Now Rune automatically constructs a little results screen for us:

So there's a game over, but that's not much of an accolade, it's not instantly clear who won. But, if instead of numeric values, we can set each player ID key to "WON" or "LOST". and Rune will record those results. Lets just write some easy to follow code to make a new onject mapping players to the end state...here is the entire incrementScore function :

    incrementScore(payload, { game, playerId, allPlayerIds }) {        
        game.scores[playerId]++;      
        if(game.scores[playerId] >= 10) {
          const results = {};          
          for (let playerId of allPlayerIds) {
            results[playerId] = game.scores[playerId] >= 10 ? "WON" : "LOST";
          }              
          Rune.gameOver({players:results});
        }
      }

Now we get a result like 

That's much more clear. (In the real Rune UI it will be fancier.)

Two's Company, Three is More Fun

But, a two player game might be a little meh.
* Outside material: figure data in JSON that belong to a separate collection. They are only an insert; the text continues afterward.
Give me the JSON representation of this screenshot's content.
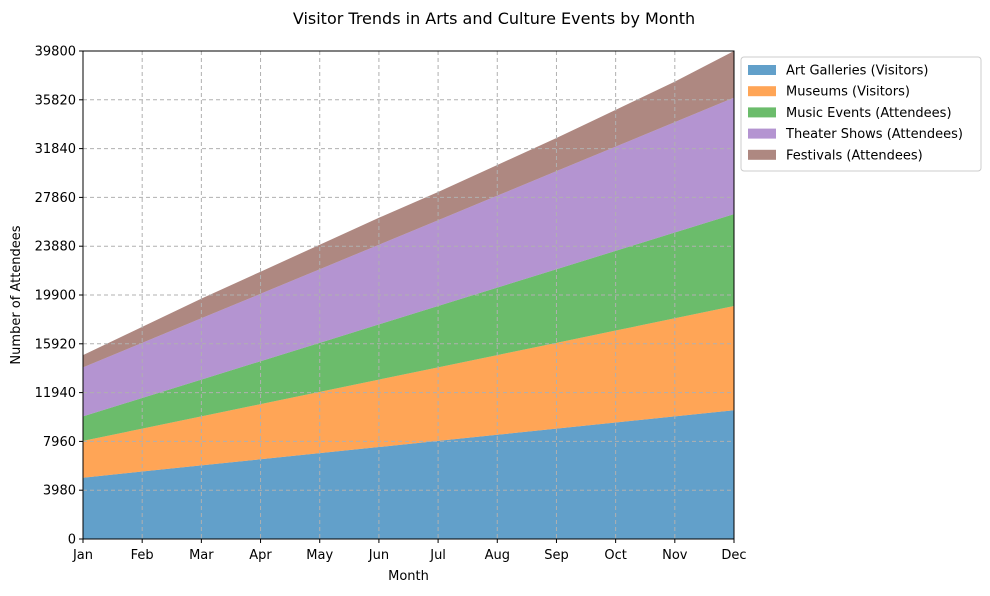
{
  "chart_data": {
    "type": "area",
    "stacked": true,
    "title": "Visitor Trends in Arts and Culture Events by Month",
    "xlabel": "Month",
    "ylabel": "Number of Attendees",
    "categories": [
      "Jan",
      "Feb",
      "Mar",
      "Apr",
      "May",
      "Jun",
      "Jul",
      "Aug",
      "Sep",
      "Oct",
      "Nov",
      "Dec"
    ],
    "ylim": [
      0,
      39800
    ],
    "yticks": [
      0,
      3980,
      7960,
      11940,
      15920,
      19900,
      23880,
      27860,
      31840,
      35820,
      39800
    ],
    "grid": true,
    "legend_position": "upper right, outside plot",
    "series": [
      {
        "name": "Art Galleries (Visitors)",
        "color": "#1f77b4",
        "values": [
          5000,
          5500,
          6000,
          6500,
          7000,
          7500,
          8000,
          8500,
          9000,
          9500,
          10000,
          10500
        ]
      },
      {
        "name": "Museums (Visitors)",
        "color": "#ff7f0e",
        "values": [
          3000,
          3500,
          4000,
          4500,
          5000,
          5500,
          6000,
          6500,
          7000,
          7500,
          8000,
          8500
        ]
      },
      {
        "name": "Music Events (Attendees)",
        "color": "#2ca02c",
        "values": [
          2000,
          2500,
          3000,
          3500,
          4000,
          4500,
          5000,
          5500,
          6000,
          6500,
          7000,
          7500
        ]
      },
      {
        "name": "Theater Shows (Attendees)",
        "color": "#9467bd",
        "values": [
          4000,
          4500,
          5000,
          5500,
          6000,
          6500,
          7000,
          7500,
          8000,
          8500,
          9000,
          9500
        ]
      },
      {
        "name": "Festivals (Attendees)",
        "color": "#8c564b",
        "values": [
          1000,
          1300,
          1600,
          1800,
          2000,
          2200,
          2300,
          2500,
          2700,
          3000,
          3300,
          3800
        ]
      }
    ]
  }
}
Lets kick it up to 4 players!

We'll start by updating our scoreboard logic in client.js to show the player names, since pretty soon it won't be just "us vs them":

Lets just replace the line updating the innerHTML:
  document.getElementById("scoreboard").innerHTML =
    Object.keys(players)
      .sort((id1,id2)=> game.scores[id2] - game.scores[id1])
      .map((id)=>{
        return `<li>${players[id].displayName}: ${game.scores[id]}</li>`})
      .join("");


We'll use some of those nifty js array functions - first we get the keys of the players object, then we sort by looking up on each playerId current score. Then we build the list item for each player, and join it all together to make the guts of the scoreboard.
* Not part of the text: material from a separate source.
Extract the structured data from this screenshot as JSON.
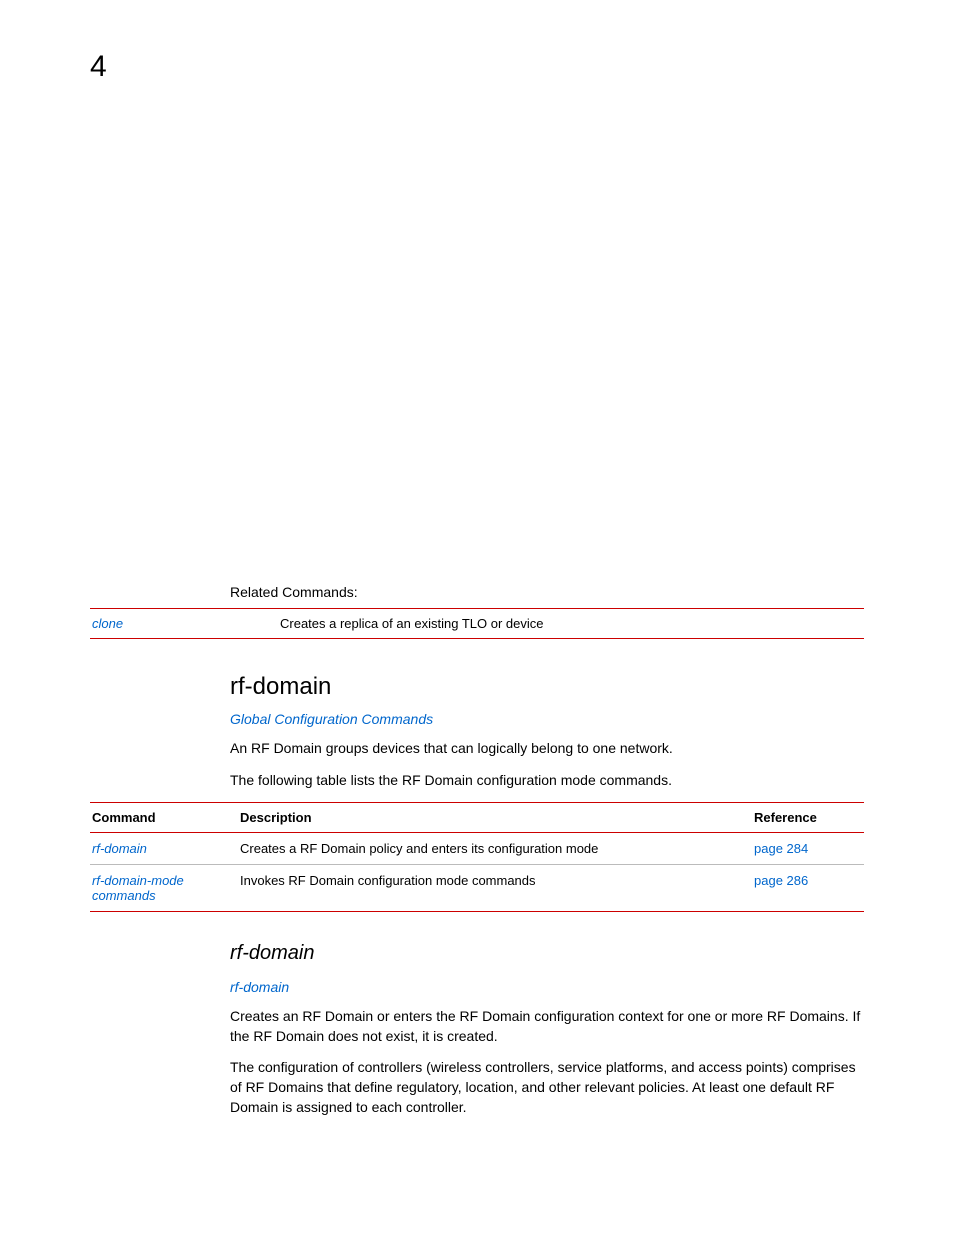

One final improvement: it might be nice to highlight the players name within the list, so they can see where they currently are in the standings. Lets just do a simple conditional color style inline. Here is our new onChange, removing some of the old unneeded Us vs Them logic:

function onChange({ game, yourPlayerId, players }) {
  document.getElementById("scoreboard").innerHTML =
    Object.keys(players)
      .sort((id1,id2)=> game.scores[id2] - game.scores[id1])
      .map((id)=>{
        const itsAMe = id===yourPlayerId;
        return `<li style='color:${itsAMe?'red':'black'}'>${players[id].displayName}: ${game.scores[id]}</li>`})
      .join("");
}

The only difference from before is setting itsAMe if it's the current player in this item, and using red to highlight it if so.


Ok, one FINAL final improvement to the client - lets add a little CSS to the index.html to get a sans-serif typeface - we're not barbarians:

<style>
    body {
        font-family: sans-serif;
    }
    button {
        margin:auto;
        display: block;
    }
</style>

 

So now all we need to do is tell our logic.js that maxPlayers is 4, and handle what happens when a player joins or leaves.

    maxPlayers: 4,
Is a simple enough change...and just like we passed an "actions" object to Rune.initLogic() we can pass an events object with handlers for players joining or leaving.. all we need to do is add and initalized their score as they join, and remove it if they go.

  events: {
    playerJoined: (playerId, { game }) => {
      game.scores[playerId] = 0
    },
    playerLeft:(playerId, { game }) =>{
      delete game.scores[playerId];
    }
  }

Here's the result... I admit I enjoy the character names Rune uses:

So, tadah! You should now have a solid base to know how to wire up your game to Rune's great player management system no matter what JS framework you are using.